Here, I am leveraging off the work of Jim L who addressed this same question on a competing Q&A site. (He concluded that the quote was invalid, but that site has differing standards of evidence than here.)
He found two cites that I have been unable to beat:
A tablet (Assyrian) 2800 B. C. says :
" Our earth is degenerate in these latter days ; there are signs that the world is speedily coming to an end; bribery and corruption are common ; children no longer obey their parents ; every man wants to write a book, and the end of the world is evidently approaching."
Tablet preserved in Constantinople
From here, two points stick out.
The first is "write a book"? This is written on tablets! What is the Assyrian word for book? I'm going to give the benefit of the doubt here to Dawson — perhaps the translation was very literal, and the word "book" had a different meaning.
The second is that it is said to be an Assyrian tablet in 2800 BC.
There is some debate about whether Asyrria existed in 2800 B.C. (for example, a poorly cited Wikipedia entry suggests it was formed when the Akkadian Empire fell circa 2080 BC, while also suggesting it was a part of the earlier Akkadian Empire.)

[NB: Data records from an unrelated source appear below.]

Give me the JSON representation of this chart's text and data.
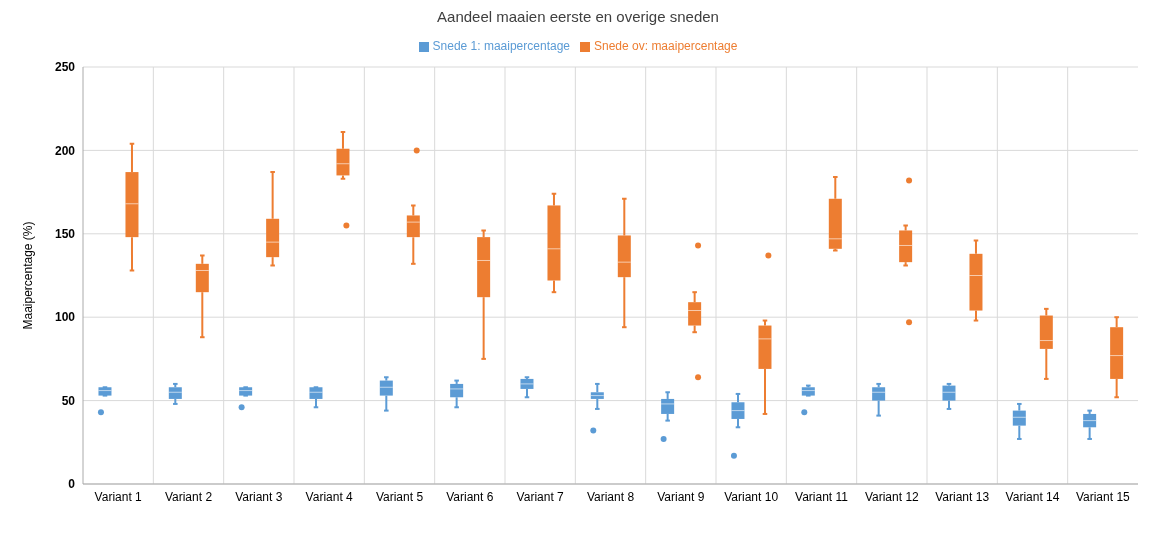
{
  "chart_data": {
    "type": "box",
    "title": "Aandeel maaien eerste en overige sneden",
    "ylabel": "Maaipercentage (%)",
    "categories": [
      "Variant 1",
      "Variant 2",
      "Variant 3",
      "Variant 4",
      "Variant 5",
      "Variant 6",
      "Variant 7",
      "Variant 8",
      "Variant 9",
      "Variant 10",
      "Variant 11",
      "Variant 12",
      "Variant 13",
      "Variant 14",
      "Variant 15"
    ],
    "ylim": [
      0,
      250
    ],
    "yticks": [
      0,
      50,
      100,
      150,
      200,
      250
    ],
    "grid": true,
    "legend": "top",
    "series": [
      {
        "name": "Snede 1: maaipercentage",
        "color": "#5b9bd5",
        "boxes": [
          {
            "low": 53,
            "q1": 53,
            "median": 56,
            "q3": 58,
            "high": 58,
            "outliers": [
              43
            ]
          },
          {
            "low": 48,
            "q1": 51,
            "median": 55,
            "q3": 58,
            "high": 60
          },
          {
            "low": 53,
            "q1": 53,
            "median": 56,
            "q3": 58,
            "high": 58,
            "outliers": [
              46
            ]
          },
          {
            "low": 46,
            "q1": 51,
            "median": 55,
            "q3": 58,
            "high": 58
          },
          {
            "low": 44,
            "q1": 53,
            "median": 58,
            "q3": 62,
            "high": 64
          },
          {
            "low": 46,
            "q1": 52,
            "median": 57,
            "q3": 60,
            "high": 62
          },
          {
            "low": 52,
            "q1": 57,
            "median": 60,
            "q3": 63,
            "high": 64
          },
          {
            "low": 45,
            "q1": 51,
            "median": 53,
            "q3": 55,
            "high": 60,
            "outliers": [
              32
            ]
          },
          {
            "low": 38,
            "q1": 42,
            "median": 48,
            "q3": 51,
            "high": 55,
            "outliers": [
              27
            ]
          },
          {
            "low": 34,
            "q1": 39,
            "median": 44,
            "q3": 49,
            "high": 54,
            "outliers": [
              17
            ]
          },
          {
            "low": 53,
            "q1": 53,
            "median": 56,
            "q3": 58,
            "high": 59,
            "outliers": [
              43
            ]
          },
          {
            "low": 41,
            "q1": 50,
            "median": 55,
            "q3": 58,
            "high": 60
          },
          {
            "low": 45,
            "q1": 50,
            "median": 55,
            "q3": 59,
            "high": 60
          },
          {
            "low": 27,
            "q1": 35,
            "median": 40,
            "q3": 44,
            "high": 48
          },
          {
            "low": 27,
            "q1": 34,
            "median": 38,
            "q3": 42,
            "high": 44
          }
        ]
      },
      {
        "name": "Snede ov: maaipercentage",
        "color": "#ed7d31",
        "boxes": [
          {
            "low": 128,
            "q1": 148,
            "median": 168,
            "q3": 187,
            "high": 204
          },
          {
            "low": 88,
            "q1": 115,
            "median": 128,
            "q3": 132,
            "high": 137
          },
          {
            "low": 131,
            "q1": 136,
            "median": 145,
            "q3": 159,
            "high": 187
          },
          {
            "low": 183,
            "q1": 185,
            "median": 192,
            "q3": 201,
            "high": 211,
            "outliers": [
              155
            ]
          },
          {
            "low": 132,
            "q1": 148,
            "median": 157,
            "q3": 161,
            "high": 167,
            "outliers": [
              200
            ]
          },
          {
            "low": 75,
            "q1": 112,
            "median": 134,
            "q3": 148,
            "high": 152
          },
          {
            "low": 115,
            "q1": 122,
            "median": 141,
            "q3": 167,
            "high": 174
          },
          {
            "low": 94,
            "q1": 124,
            "median": 133,
            "q3": 149,
            "high": 171
          },
          {
            "low": 91,
            "q1": 95,
            "median": 104,
            "q3": 109,
            "high": 115,
            "outliers": [
              143,
              64
            ]
          },
          {
            "low": 42,
            "q1": 69,
            "median": 87,
            "q3": 95,
            "high": 98,
            "outliers": [
              137
            ]
          },
          {
            "low": 140,
            "q1": 141,
            "median": 147,
            "q3": 171,
            "high": 184
          },
          {
            "low": 131,
            "q1": 133,
            "median": 143,
            "q3": 152,
            "high": 155,
            "outliers": [
              182,
              97
            ]
          },
          {
            "low": 98,
            "q1": 104,
            "median": 125,
            "q3": 138,
            "high": 146
          },
          {
            "low": 63,
            "q1": 81,
            "median": 86,
            "q3": 101,
            "high": 105
          },
          {
            "low": 52,
            "q1": 63,
            "median": 77,
            "q3": 94,
            "high": 100
          }
        ]
      }
    ]
  }
}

Whether it existed as a geographical place, there is another question of whether it existed as a language. Jim L., (above), claims, without substantial evidence the Assyrian language hadn't been developed by then.
Andrew George explains that the some earlier Akkadian works, were ascribed to Assyrian:
Because the first substantial discoveries of written Akkadian where made in the ruins of Assyrian cities, Akkadian was known to its first decipherers as Assyrian.
Reference: George , Andrew (2007) "Babylonian and Assyrian: a history of Akkadian". In: Postgate, J. N., (ed.), Languages of Iraq, Ancient and Modern. London: British School of Archaeology in Iraq, pp. 31-71.
[Note: I had some difficulty displaying that link in my browser, but found it worked by downloading it and opening it directly]
In his time-chart (Table 2), George shows Old Assyrian didn't develop until 2000 BC.
By the same chart, it seems suggestive that even Akkadian writings didn't exist in 2800 BC. Certainly, some forms of writing, such as Sumerian did, but I haven't found any references that claim to have samples of Akkadian writing prior to 2500 BC.
- I have not shown whether or not this is a quote from an ancient work.
- I've shown that the quote, and its provenance has survived largely intact since the 1920s at least.
- In particular, it has been traced far further back than Sir Isaac Asimov's book (as suggested by others here).
- However, I have shown it was not both Assyrian and from 2800 BC. It may have in Akkadian, a related language, from 2800 BC, but that is earlier than any references I found so I find it unlikely. It might have been Sumerian.
- IMHO, given the dubious provenance of the source, a more likely scenario is that it is either a true quote, oddly translated, from a much later date, or invented in the early 20th Century.